Enter mobile commerce, where metrics play a far greater role. The space is heating up – there is a lot of creative experiments going on (look at the variety of commerce-enabled iPad apps in the Nielsen usability study alone!). Consumers are getting more comfortable with buying from a mobile device (thanks to the many appstores), which was confirmed by Google reps at the recent EMetrics. Mobile checkouts themselves are more vibrant and faster than ever before. Suddenly there is a lot of very different technologies competing for the m-commerce crown.

First of all, there are iPhone/iPad apps that have purchasing functionality integrated through an advanced API – Gilt and Amazon are good examples of that. The buying process is smooth but native UI implementation is quite expensive and faces fragmentation issues just like other apps. Existing e-commerce platforms like Magento are adding mobile themes & plugins to their default packages. Mobile adaptation platforms like those of UsableNet, Digby or our own Mobify Enterprise take an existing checkout flow mobile; mobile-only commerce solutions are also starting to appear. As an online retailer, what should you pick?

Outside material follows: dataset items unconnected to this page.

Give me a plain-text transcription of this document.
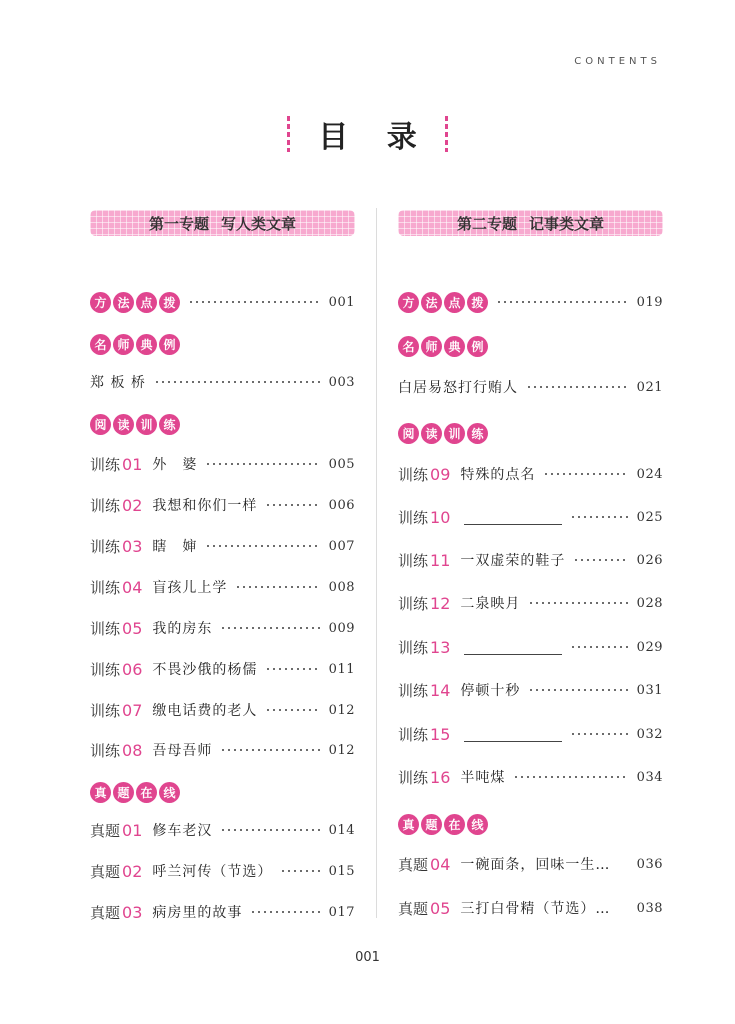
CONTENTS
目 录
第一专题 写人类文章
方 法 点 拨	001
名 师 典 例
郑 板 桥	003
阅 读 训 练
训练 01 外　婆	005
训练 02 我想和你们一样	006
训练 03 瞎　婶	007
训练 04 盲孩儿上学	008
训练 05 我的房东	009
训练 06 不畏沙俄的杨儒	011
训练 07 缴电话费的老人	012
训练 08 吾母吾师	012
真 题 在 线
真题 01 修车老汉	014
真题 02 呼兰河传（节选）	015
真题 03 病房里的故事	017
第二专题 记事类文章
方 法 点 拨	019
名 师 典 例
白居易怒打行贿人	021
阅 读 训 练
训练 09 特殊的点名	024
训练 10	025
训练 11 一双虚荣的鞋子	026
训练 12 二泉映月	028
训练 13	029
训练 14 停顿十秒	031
训练 15	032
训练 16 半吨煤	034
真 题 在 线
真题 04 一碗面条，回味一生… 036
真题 05 三打白骨精（节选）… 038
001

The answer is in the ROI. Online retailers report that conversion rates for mobile users using web checkouts are 70-80% lower than on desktop. Mobile users are already arriving in droves – through organic and paid search, affiliate marketing portals, email newsletters and so forth. Making existing online stores mobile-friendly (without breaking the URLs) is the easiest way to enter the mobile space – with an ROI that’s guaranteed to increase over time. 300-500% conversion lift on mobile is there for anybody willing to invest in optimizing their web checkout for a small screen.

Whether it’s a mobile stylesheet, Magento or Mobify, mobile web remains the logical first step to a complete mobile commerce strategy.